John Cage's musical piece is played hundreds of years.

> The longest music piece in the world is being performed in the city of Halberstadt in Germany: John Cage's composition for organ ORGAN2/ASLSP - As SLow aS Possible - is resounding here in an extreme interpretation of 639 years, that means until the year 2640! Halberstadt is a town (43,800 inhabitants in 2015) in the German state of Saxony-Anhalt, and the capital of the district of Harz.

https://universes.art/en/specials/john-cage-organ-project-ha...

Dams, skyscrapers, military bases, housing mortgages, bonds, business contracts, commercial leases, land/resource/farm leases.

Lots of things have 50 (or longer) year plans, contracts, payoffs, repayment schedules, and so on.

Here's Austria's recent 100 year bond (paying a comical 0.88%):

https://www.bloomberg.com/opinion/articles/2020-06-24/austri...

The deal on Hong Kong was supposed to be 50 years, with it operating as a SAR.

Modern US aircraft carriers are usually given a ~50 year service life. CVN-79, USS John F. Kennedy, would be planned to operate until roughly 2070. (the prior John F. Kennedy aircraft carrier, CV-67, made it about 40 years, 1967-2007)

DC-3 aircraft from the thirties still operate. And aircraft experience nontrivial loads and wear.

Good engineering and craftsmanship.

I saw 2069 yesterday when reading about the plan to do a fly-by of the nearest star system (Alpha Centauri), so technically yep, 2070 is the longest-ahead plan I've seen so far! And more concrete, too (literally, hah).

(In case anyone wants to read more, there isn't much info yet but: https://en.wikipedia.org/wiki/Alpha_Centauri#Future_explorat... )

Not as long, but Sound Transit 3 had a 25-year time horizon, from 2016 to 2041. Most of the voters who considered it would be retired before the 60th mile of light rail could affect their own commutes. It's similar in terms of building something that will primarily be used by a later generation.
That's similar to the timeframe of the ITER/DEMO/PROTO project, if you bake in the delays.
It’s definitely a modern phenomenon to have such short term planning.

In the past (building cathedrals for example) humanity had advanced project timelines of many hundreds of years. I wish we were able to replicate the long-term thinking strategies of the past.

Whilst this does today seem like a long way off and a lifetime project. There have thruout history been many projects of far longer duration and some early examples would be:

https://www.archi-ninja.com/the-10-longest-construction-proj...

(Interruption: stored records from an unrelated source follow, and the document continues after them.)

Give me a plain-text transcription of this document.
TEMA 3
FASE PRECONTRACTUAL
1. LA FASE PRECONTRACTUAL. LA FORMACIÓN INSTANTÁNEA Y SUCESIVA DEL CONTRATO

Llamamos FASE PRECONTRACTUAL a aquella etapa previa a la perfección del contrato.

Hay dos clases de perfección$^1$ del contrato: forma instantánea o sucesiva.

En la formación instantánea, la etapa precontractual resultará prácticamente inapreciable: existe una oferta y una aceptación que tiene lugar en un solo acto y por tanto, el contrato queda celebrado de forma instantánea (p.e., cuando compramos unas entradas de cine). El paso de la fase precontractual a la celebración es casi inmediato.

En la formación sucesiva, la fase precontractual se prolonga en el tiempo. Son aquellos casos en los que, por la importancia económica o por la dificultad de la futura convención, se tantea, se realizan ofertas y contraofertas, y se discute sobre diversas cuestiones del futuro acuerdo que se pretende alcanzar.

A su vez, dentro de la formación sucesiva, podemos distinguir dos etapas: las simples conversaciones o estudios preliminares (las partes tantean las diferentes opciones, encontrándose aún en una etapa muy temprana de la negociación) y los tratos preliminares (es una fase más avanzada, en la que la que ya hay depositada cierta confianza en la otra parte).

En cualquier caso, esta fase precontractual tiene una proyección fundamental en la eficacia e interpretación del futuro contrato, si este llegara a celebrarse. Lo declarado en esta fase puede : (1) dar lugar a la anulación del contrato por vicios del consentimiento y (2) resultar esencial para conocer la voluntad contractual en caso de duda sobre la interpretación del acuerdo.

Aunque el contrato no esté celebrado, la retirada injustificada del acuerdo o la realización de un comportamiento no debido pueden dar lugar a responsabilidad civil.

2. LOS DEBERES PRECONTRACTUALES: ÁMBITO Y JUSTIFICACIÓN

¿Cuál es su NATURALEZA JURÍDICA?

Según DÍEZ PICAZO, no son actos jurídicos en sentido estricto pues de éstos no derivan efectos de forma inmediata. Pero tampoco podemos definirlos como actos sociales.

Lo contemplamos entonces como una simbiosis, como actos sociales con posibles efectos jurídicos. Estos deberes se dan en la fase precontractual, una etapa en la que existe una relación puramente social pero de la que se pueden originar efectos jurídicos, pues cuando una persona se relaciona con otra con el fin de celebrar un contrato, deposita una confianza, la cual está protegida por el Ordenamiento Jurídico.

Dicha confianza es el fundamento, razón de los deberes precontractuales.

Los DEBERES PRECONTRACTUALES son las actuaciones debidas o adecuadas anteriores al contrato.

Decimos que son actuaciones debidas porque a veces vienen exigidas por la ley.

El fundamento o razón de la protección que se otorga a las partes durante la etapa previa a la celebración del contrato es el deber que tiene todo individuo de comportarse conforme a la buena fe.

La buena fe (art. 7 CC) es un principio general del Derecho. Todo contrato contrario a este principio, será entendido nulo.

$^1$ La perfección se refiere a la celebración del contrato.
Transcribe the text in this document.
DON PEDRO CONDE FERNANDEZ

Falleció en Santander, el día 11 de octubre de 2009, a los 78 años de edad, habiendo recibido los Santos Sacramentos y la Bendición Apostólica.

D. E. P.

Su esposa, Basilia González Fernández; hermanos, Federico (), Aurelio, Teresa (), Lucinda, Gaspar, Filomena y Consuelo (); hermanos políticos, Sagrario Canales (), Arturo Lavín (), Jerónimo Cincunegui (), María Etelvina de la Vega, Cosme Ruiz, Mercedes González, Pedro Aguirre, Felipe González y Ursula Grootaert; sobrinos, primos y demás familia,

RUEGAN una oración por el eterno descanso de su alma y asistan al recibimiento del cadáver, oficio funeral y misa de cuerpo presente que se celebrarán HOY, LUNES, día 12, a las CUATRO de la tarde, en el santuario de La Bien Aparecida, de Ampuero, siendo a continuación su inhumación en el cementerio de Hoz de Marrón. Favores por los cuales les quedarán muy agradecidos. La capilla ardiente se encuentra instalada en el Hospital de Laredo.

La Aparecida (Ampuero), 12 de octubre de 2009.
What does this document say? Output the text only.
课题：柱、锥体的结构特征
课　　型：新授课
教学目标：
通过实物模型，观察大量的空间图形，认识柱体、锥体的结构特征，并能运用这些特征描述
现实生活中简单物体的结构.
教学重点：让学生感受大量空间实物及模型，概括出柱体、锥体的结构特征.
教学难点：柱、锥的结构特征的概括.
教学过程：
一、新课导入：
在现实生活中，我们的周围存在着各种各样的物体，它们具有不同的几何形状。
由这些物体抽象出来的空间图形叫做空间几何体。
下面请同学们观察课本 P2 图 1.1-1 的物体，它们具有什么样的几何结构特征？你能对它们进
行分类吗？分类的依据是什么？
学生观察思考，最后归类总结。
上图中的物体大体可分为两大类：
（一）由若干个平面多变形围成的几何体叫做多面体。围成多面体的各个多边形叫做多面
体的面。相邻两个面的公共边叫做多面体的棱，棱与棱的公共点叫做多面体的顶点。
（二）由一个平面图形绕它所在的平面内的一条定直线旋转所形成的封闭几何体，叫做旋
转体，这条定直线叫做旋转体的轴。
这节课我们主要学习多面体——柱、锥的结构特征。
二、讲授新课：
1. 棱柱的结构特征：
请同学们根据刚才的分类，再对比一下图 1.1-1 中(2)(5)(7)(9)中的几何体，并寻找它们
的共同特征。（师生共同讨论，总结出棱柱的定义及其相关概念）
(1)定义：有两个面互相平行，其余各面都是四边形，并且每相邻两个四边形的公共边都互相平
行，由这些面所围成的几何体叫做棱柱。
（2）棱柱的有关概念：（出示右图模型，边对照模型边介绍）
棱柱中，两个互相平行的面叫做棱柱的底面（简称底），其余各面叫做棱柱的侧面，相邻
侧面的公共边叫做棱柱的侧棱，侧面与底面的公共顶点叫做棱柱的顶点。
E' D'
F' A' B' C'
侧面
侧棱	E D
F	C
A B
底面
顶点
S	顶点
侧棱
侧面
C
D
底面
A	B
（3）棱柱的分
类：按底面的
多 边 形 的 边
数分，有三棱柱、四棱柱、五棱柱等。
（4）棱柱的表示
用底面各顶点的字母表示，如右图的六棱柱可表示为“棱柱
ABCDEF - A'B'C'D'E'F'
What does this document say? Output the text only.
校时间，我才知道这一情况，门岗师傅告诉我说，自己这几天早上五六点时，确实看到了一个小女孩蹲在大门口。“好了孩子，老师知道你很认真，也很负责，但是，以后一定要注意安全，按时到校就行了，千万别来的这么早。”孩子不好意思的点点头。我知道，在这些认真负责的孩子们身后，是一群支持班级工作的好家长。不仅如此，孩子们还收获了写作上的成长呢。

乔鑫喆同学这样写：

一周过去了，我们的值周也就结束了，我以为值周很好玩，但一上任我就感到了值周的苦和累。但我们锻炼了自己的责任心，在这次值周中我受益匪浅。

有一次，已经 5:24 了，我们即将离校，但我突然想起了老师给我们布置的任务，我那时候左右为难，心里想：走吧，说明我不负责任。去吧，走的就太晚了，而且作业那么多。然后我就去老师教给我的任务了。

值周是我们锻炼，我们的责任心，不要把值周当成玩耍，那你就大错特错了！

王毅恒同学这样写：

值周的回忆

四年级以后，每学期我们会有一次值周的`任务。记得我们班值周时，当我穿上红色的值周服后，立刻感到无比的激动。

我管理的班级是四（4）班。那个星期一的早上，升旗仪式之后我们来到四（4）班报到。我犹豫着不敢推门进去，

Which for the longest has a duration of 2,000 years for the great wall of China.

That's the retirement date for someone leaving school in the UK this year. If they go straight into work then they will be signed up for a workplace pension with that date in mind.
Japan built an island for the Kansai airport. Construction started in 1987 and the airport opened in 1994.

Japan have a host of "long term big engineering projects" they're always working on.

That's only 7 years?
I flew in and out of there the first time I visited, it was so cool. Japan is an infrastructure nerds dream.

It didn't feel like being on an island at all, since it's entirely developed. But once you hop on a train you shoot out across the ocean and it's quite spectacular.

I recommend going up to the viewing tower if you have time before your flight, it's an inimitable view.

A couple of years after it was built I stayed high up in the hotel that is immediately on the mainland with a view directly along the bridge to the island.

10/10

That’s true. California has projects that have true timelines like that but there are usually lies about completion dates.
Cathedral projects often took decades.
Ground breaking on Sagrada Familia in Barcelona was in 1882 — it was consecrated in 2010, but still not finished!

According to Wikipedia they're expecting it to take more than 5 years more, with a completion date of "post 2026"

Construction of the Cologne Cathedral began in 1248 and was not completed until 1880, with a generous break between 1560 and 1840. During the break, a medieval crane remained in place as a landmark of the Cologne skyline for 400 years. [0]

[0] https://de.wikipedia.org/wiki/Datei:Sch%C3%B6nscheidt,_J._H....

It will be good to see how many Y2038 issues they run into over such a duration and certainly be a good project that will touch upon that issue more than most due to planning dates.